How Star Fruit Compares to Other Keto Fruits
Most fruits are too high in sugar for a ketogenic diet, which is why the short list of keto-approved options tends to be the same few berries. Star fruit holds up well against all of them. A 1-cup serving (108 grams) of diced star fruit has just 4.3 grams of net carbs. By comparison, the same cup-sized serving of raspberries contains 7 grams of net carbs, and a cup of strawberries comes in at 8.7 grams. Star fruit has roughly half the net carbs of these go-to keto berries, which gives you more room in your daily budget.
The difference becomes even more noticeable when you think about volume. A cup of star fruit slices is a generous, visually satisfying portion. Because the fruit is mostly water and fiber, you get a lot of food for very few carbs. That makes it useful when you want something refreshing and fruit-forward without burning through your carb allowance on a handful of berries.
Calories, Fiber, and What Else You Get
A medium star fruit has only 28 calories and 1 gram of protein. The 2.5 grams of fiber per fruit is notable for keto dieters, since getting enough fiber on a low-carb diet can be a challenge. Star fruit is also a source of vitamin C and contains some potassium, though it’s not as dense in micronutrients as leafy greens or avocados. Think of it as a light, hydrating snack rather than a nutritional powerhouse.
The flavor profile works in its favor too. Star fruit tastes mildly sweet and tart, somewhere between a green apple and a grape. It doesn’t trigger the same sugar cravings that sweeter tropical fruits can, which some people find helpful for staying on track.
How to Work It Into a Keto Meal Plan
The simplest approach is slicing a star fruit crosswise into its signature star shapes and eating it raw. The entire fruit, skin included, is edible. One medium fruit at 3.5 grams of net carbs is an easy snack that won’t require much mental math.
You can also dice it into a salad with avocado and leafy greens, blend a few slices into a smoothie with coconut milk, or use it as a garnish on keto-friendly desserts. Because the carb count is so low per fruit, most people can eat one or even two star fruits in a day without approaching their limit, assuming the rest of their meals are on plan. If you’re tracking macros tightly, just weigh your portion. The math is simple: about 4 net carbs per 100 grams of fruit.
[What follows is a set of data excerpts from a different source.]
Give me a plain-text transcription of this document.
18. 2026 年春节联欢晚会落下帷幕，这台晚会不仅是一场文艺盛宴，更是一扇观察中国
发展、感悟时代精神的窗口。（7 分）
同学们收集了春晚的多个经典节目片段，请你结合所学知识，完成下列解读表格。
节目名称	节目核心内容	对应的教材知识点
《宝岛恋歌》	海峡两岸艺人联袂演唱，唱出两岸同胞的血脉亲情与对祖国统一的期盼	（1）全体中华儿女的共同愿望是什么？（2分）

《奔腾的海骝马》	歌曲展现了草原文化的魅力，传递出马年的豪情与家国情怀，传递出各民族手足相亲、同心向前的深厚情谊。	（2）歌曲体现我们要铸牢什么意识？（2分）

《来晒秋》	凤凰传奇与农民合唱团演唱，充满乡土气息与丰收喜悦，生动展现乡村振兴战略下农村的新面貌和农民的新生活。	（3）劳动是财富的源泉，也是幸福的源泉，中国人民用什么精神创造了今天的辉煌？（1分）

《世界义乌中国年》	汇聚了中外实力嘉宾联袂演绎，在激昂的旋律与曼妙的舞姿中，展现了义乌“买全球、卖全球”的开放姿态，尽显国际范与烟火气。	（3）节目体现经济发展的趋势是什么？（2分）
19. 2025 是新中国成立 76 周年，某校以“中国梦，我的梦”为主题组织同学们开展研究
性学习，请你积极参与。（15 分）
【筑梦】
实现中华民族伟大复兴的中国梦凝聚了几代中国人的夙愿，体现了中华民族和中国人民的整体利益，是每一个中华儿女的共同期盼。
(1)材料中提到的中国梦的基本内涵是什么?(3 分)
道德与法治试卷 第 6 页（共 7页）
A Safety Note for People With Kidney Issues
Star fruit contains high levels of oxalic acid and a compound called caramboxin that can be harmful to people with reduced kidney function. In healthy kidneys, these substances are filtered out normally. But in people with chronic kidney disease, oxalate can build up and damage the kidneys further, while caramboxin can accumulate and affect the nervous system, potentially causing confusion or seizures in serious cases.
This risk is well-documented enough that the National Kidney Foundation advises people with kidney disease to avoid star fruit entirely. Eating it on an empty stomach also appears to increase the risk of a reaction. For people with healthy kidneys, occasional or moderate consumption isn’t a concern. But if you have any history of kidney problems, or if you’re on a keto diet specifically to manage a condition that affects kidney function, star fruit is one to skip.